Design and optimal coolant flow rate analysis of an annular water-cooled automotive exhaust-based thermoelectric generator

Abstract

This paper introduces a design of an annular water-cooled automotive exhaust-based thermoelectric generator (TEG). A comprehensive numerical model of TEG system is established to investigate the relationship between automotive exhaust temperature and coolant flow rate. Through numerical simulations, it is demonstrated that the implementation of this device can effectively enhance the temperature uniformity at the hot side of the heat exchanger, consequently increasing the TEG's power output. After introducing the annular water-cooled radiator, the temperature uniformity of the thermoelectric module increased by 18.8%. By utilizing the numerical simulation outcomes alongside empirical formulas, calculations for the pump power consumption, maximum output power, and maximum net output power of the thermoelectric module (TEM) are conducted.
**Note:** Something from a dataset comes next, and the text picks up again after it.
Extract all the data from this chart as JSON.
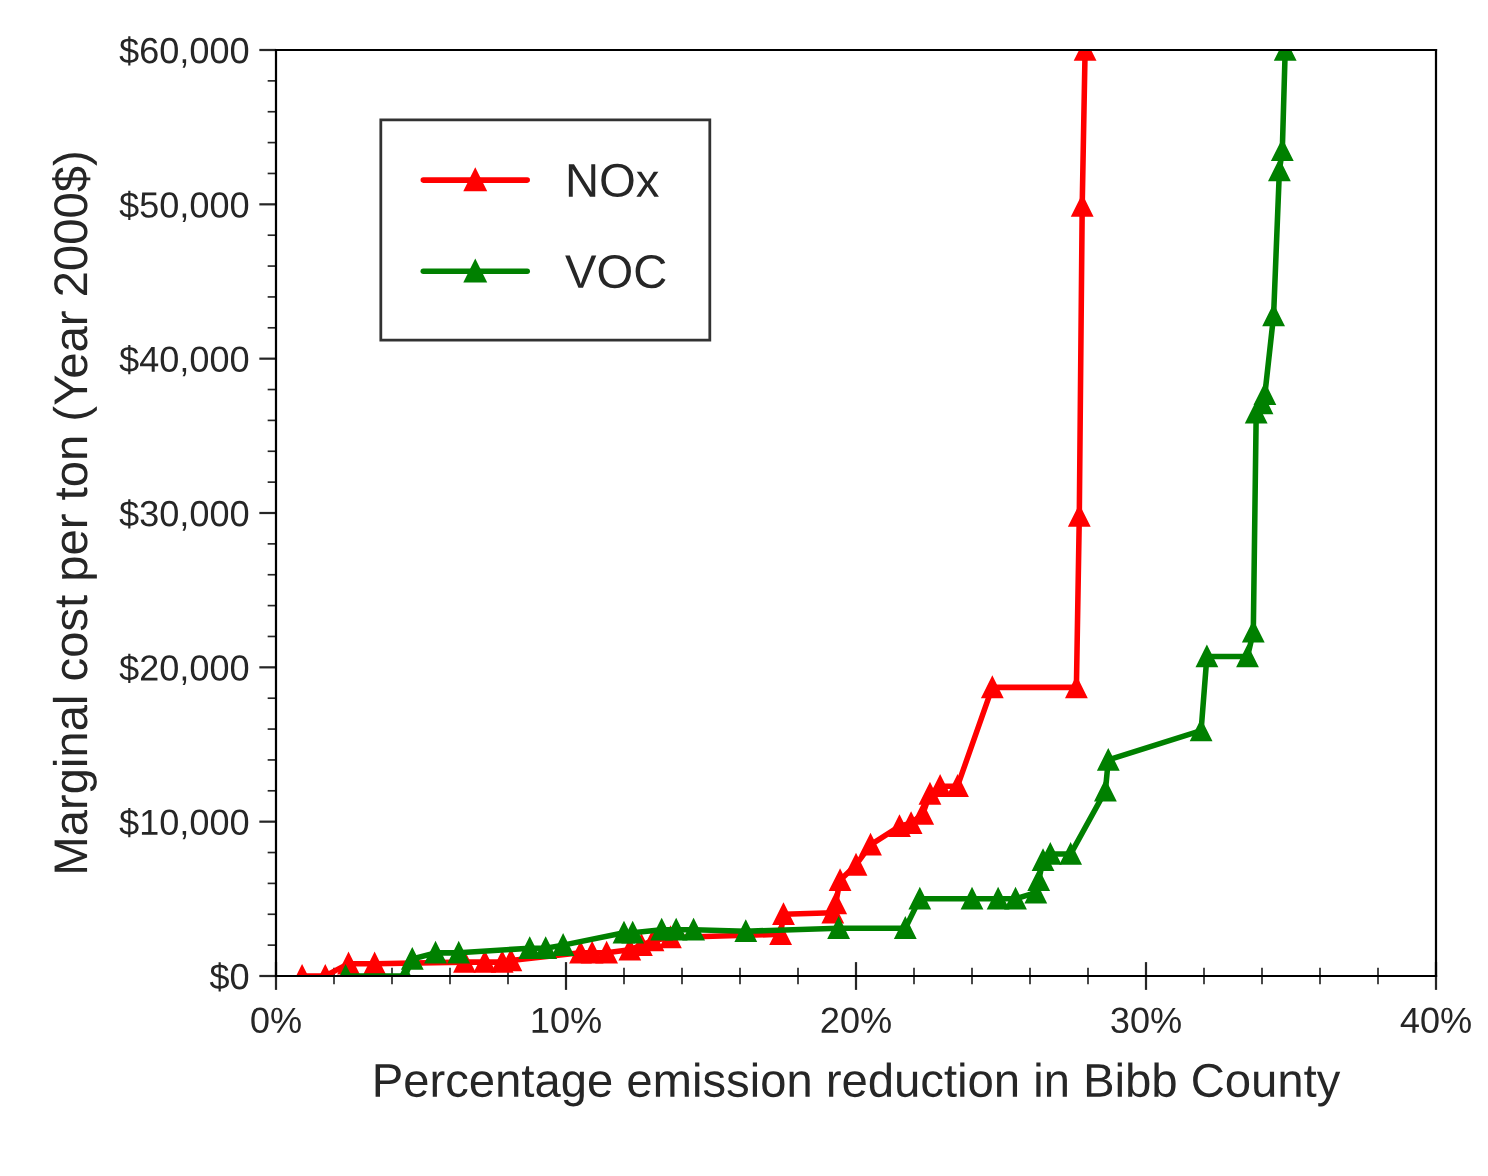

The maximum net output power can be increased by 3.30%–53.24% by controlling the coolant flow rate. As a result, a relationship curve depicting the average temperature difference between the hot and cold ends of the TEM, in relation to the optimum coolant flow rate, is obtained. This relationship curve serves as a valuable tool for adjusting the radiator's coolant flow rate and augmenting the TEG's net output power, ultimately achieving the objective of heightening the power generation efficiency of the TEG.